La Nueva Era (2ª época), núm. 4, mayo de 1936
 

Los comunistas stalinistas -prácticamente ex comunistas- afirman que nuestra revolución es de tipo democrático-burgués. Esto tiene consecuencias políticas extraordinariamente graves. Significa colocar al proletariado en un segundo plano desempeñando el papel de espolique, de auxiliar de la burguesía.

Los socialistas siguen navegando en medio de un mar de confusionismos y de falta completa de horizontes teóricos. En el fondo, creen también -y actúan en consecuencia- que la revolución es democrático-burguesa.

Esta posición doctrinal, y táctica como consecuencia, de comunistas (?) y socialistas es la causa principal de la lentitud del proceso revolucionario.

Frente a socialistas y comunistas, hay un sector marxista, el nuestro, que parte del supuesto de que estamos en presencia, no de una revolución democrático-burguesa, sino democrático-socialista o para mayor precisión, socialista.

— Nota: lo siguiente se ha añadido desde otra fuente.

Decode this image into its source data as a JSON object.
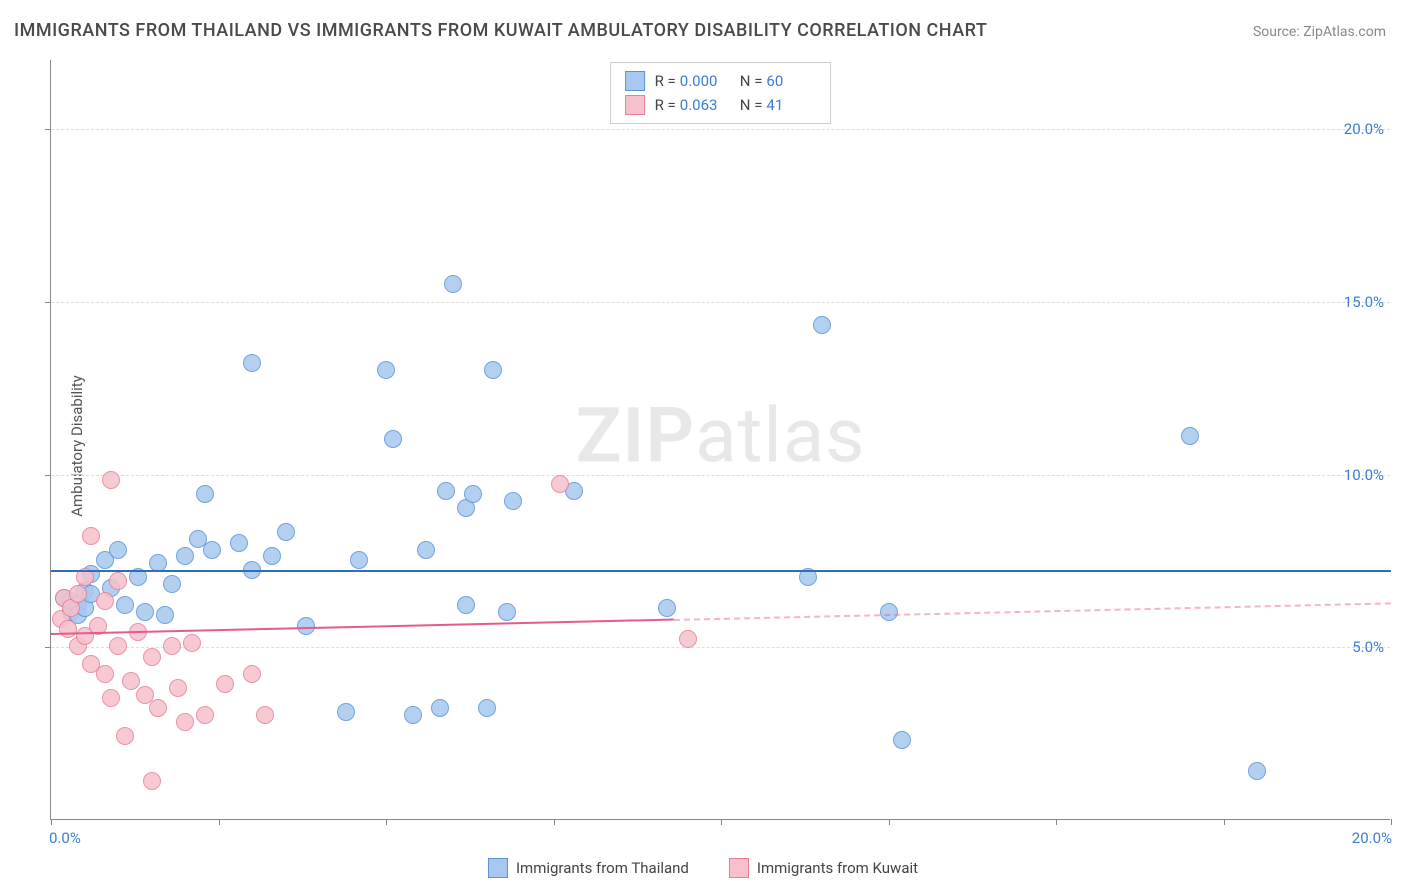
{
  "title": "IMMIGRANTS FROM THAILAND VS IMMIGRANTS FROM KUWAIT AMBULATORY DISABILITY CORRELATION CHART",
  "source": "Source: ZipAtlas.com",
  "yaxis_label": "Ambulatory Disability",
  "watermark_bold": "ZIP",
  "watermark_light": "atlas",
  "chart": {
    "type": "scatter",
    "xlim": [
      0,
      20
    ],
    "ylim": [
      0,
      22
    ],
    "xtick_labels": [
      "0.0%",
      "20.0%"
    ],
    "yticks": [
      5,
      10,
      15,
      20
    ],
    "ytick_labels": [
      "5.0%",
      "10.0%",
      "15.0%",
      "20.0%"
    ],
    "xtick_minor": [
      0,
      2.5,
      5,
      7.5,
      10,
      12.5,
      15,
      17.5,
      20
    ],
    "background": "#ffffff",
    "grid_color": "#dddddd",
    "grid_dash": true,
    "marker_radius": 9,
    "marker_border_width": 1.2,
    "marker_fill_opacity": 0.35,
    "axis_label_color": "#3b7dd8",
    "series": [
      {
        "name": "Immigrants from Thailand",
        "key": "thailand",
        "color_fill": "#a8c8ef",
        "color_border": "#5b93d6",
        "trend_color": "#2d6fb8",
        "trend_width": 2.5,
        "trend_y_start": 7.25,
        "trend_y_end": 7.25,
        "trend_solid_until": 20,
        "R": "0.000",
        "N": "60",
        "points": [
          [
            0.2,
            6.4
          ],
          [
            0.3,
            6.0
          ],
          [
            0.3,
            6.3
          ],
          [
            0.4,
            6.2
          ],
          [
            0.4,
            5.9
          ],
          [
            0.5,
            6.6
          ],
          [
            0.5,
            6.1
          ],
          [
            0.6,
            7.1
          ],
          [
            0.6,
            6.5
          ],
          [
            0.8,
            7.5
          ],
          [
            0.9,
            6.7
          ],
          [
            1.0,
            7.8
          ],
          [
            1.1,
            6.2
          ],
          [
            1.3,
            7.0
          ],
          [
            1.4,
            6.0
          ],
          [
            1.6,
            7.4
          ],
          [
            1.7,
            5.9
          ],
          [
            1.8,
            6.8
          ],
          [
            2.0,
            7.6
          ],
          [
            2.2,
            8.1
          ],
          [
            2.3,
            9.4
          ],
          [
            2.4,
            7.8
          ],
          [
            2.8,
            8.0
          ],
          [
            3.0,
            7.2
          ],
          [
            3.0,
            13.2
          ],
          [
            3.3,
            7.6
          ],
          [
            3.5,
            8.3
          ],
          [
            3.8,
            5.6
          ],
          [
            4.4,
            3.1
          ],
          [
            4.6,
            7.5
          ],
          [
            5.0,
            13.0
          ],
          [
            5.1,
            11.0
          ],
          [
            5.4,
            3.0
          ],
          [
            5.6,
            7.8
          ],
          [
            5.8,
            3.2
          ],
          [
            5.9,
            9.5
          ],
          [
            6.0,
            15.5
          ],
          [
            6.2,
            6.2
          ],
          [
            6.2,
            9.0
          ],
          [
            6.3,
            9.4
          ],
          [
            6.5,
            3.2
          ],
          [
            6.6,
            13.0
          ],
          [
            6.8,
            6.0
          ],
          [
            6.9,
            9.2
          ],
          [
            7.8,
            9.5
          ],
          [
            9.2,
            6.1
          ],
          [
            11.3,
            7.0
          ],
          [
            11.5,
            14.3
          ],
          [
            12.5,
            6.0
          ],
          [
            12.7,
            2.3
          ],
          [
            17.0,
            11.1
          ],
          [
            18.0,
            1.4
          ]
        ]
      },
      {
        "name": "Immigrants from Kuwait",
        "key": "kuwait",
        "color_fill": "#f6c1cc",
        "color_border": "#e77f9a",
        "trend_color": "#e85a8a",
        "trend_width": 2,
        "trend_y_start": 5.4,
        "trend_y_end": 6.3,
        "trend_solid_until": 9.3,
        "R": "0.063",
        "N": "41",
        "points": [
          [
            0.15,
            5.8
          ],
          [
            0.2,
            6.4
          ],
          [
            0.25,
            5.5
          ],
          [
            0.3,
            6.1
          ],
          [
            0.4,
            5.0
          ],
          [
            0.4,
            6.5
          ],
          [
            0.5,
            5.3
          ],
          [
            0.5,
            7.0
          ],
          [
            0.6,
            4.5
          ],
          [
            0.6,
            8.2
          ],
          [
            0.7,
            5.6
          ],
          [
            0.8,
            4.2
          ],
          [
            0.8,
            6.3
          ],
          [
            0.9,
            3.5
          ],
          [
            0.9,
            9.8
          ],
          [
            1.0,
            5.0
          ],
          [
            1.0,
            6.9
          ],
          [
            1.1,
            2.4
          ],
          [
            1.2,
            4.0
          ],
          [
            1.3,
            5.4
          ],
          [
            1.4,
            3.6
          ],
          [
            1.5,
            4.7
          ],
          [
            1.5,
            1.1
          ],
          [
            1.6,
            3.2
          ],
          [
            1.8,
            5.0
          ],
          [
            1.9,
            3.8
          ],
          [
            2.0,
            2.8
          ],
          [
            2.1,
            5.1
          ],
          [
            2.3,
            3.0
          ],
          [
            2.6,
            3.9
          ],
          [
            3.0,
            4.2
          ],
          [
            3.2,
            3.0
          ],
          [
            7.6,
            9.7
          ],
          [
            9.5,
            5.2
          ]
        ]
      }
    ]
  },
  "legend_top": {
    "r_label": "R =",
    "n_label": "N ="
  },
  "legend_bottom": [
    {
      "key": "thailand"
    },
    {
      "key": "kuwait"
    }
  ]
}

La burguesía, clase reaccionaria

La burguesía fue una clase revolucionaria desde que empezó a manifestarse en el curso de la Edad Media y sobre todo durante los siglos XVI, XVII y XVIII, y luchaba contra el feudalismo y contra la Iglesia.

La burguesía, tras una serie de combates seculares que algunas veces adquirieron un esplendor épico –Revolución inglesa y Revolución francesa-, conquistó el poder político en un gran número de países. La burguesía organizó un sistema económico: el capitalismo. Ahora bien, de la misma manera que de los flancos del viejo feudalismo nació una clase social nueva -la burguesía- que debía acabar con él, de los flancos del capitalismo surgió el proletariado, cuya misión histórica era ser el heredero, continuador y destructor a la vez de la burguesía.

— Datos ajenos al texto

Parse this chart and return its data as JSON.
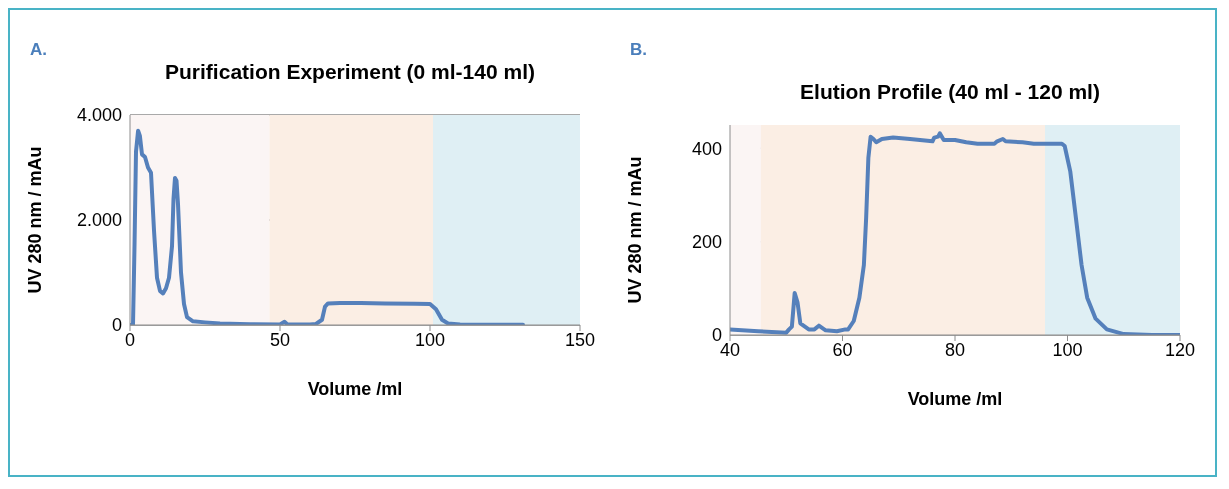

La burguesía, de clase revolucionaria con relación al feudalismo, se ha transformado en conservadora y reaccionaria con respecto al proletariado.

Esta transformación de la burguesía empieza a manifestarse a medida que el feudalismo cae hecho trizas y, en cambio, la clase trabajadora se desarrolla al calor de la fábrica y de la gran empresa. Es en la revolución de 1848 que se nota experimentalmente este cambio, adquiriendo en 1871, en la Commune francesa, proporciones gigantescas.

Esta evolución de la burguesía en sentido retrógrado, en oposición al crecimiento y al desarrollo revolucionario del proletariado, se acentúa más y más durante el siglo xx, época de imperialismos.

La primera revolución que surge en el siglo xx es la de Rusia, en 1905. Aun cuando en Rusia había que liquidar el feudalismo, se demostró palpablemente que la burguesía ya no era una fuerza revolucionaria y que la única clase verdaderamente progresiva era el proletariado. Solamente la clase trabajadora podía llevar la revolución adelante. La falta de un verdadero partido revolucionario que desempeñara las funciones de eje del proletariado y supiera buscar aliados, al campesino principalmente, determinó el fracaso de la revolución. La burguesía, después de algunas fluctuaciones, acabó por ligarse con el zarismo feudal contra la clase trabajadora.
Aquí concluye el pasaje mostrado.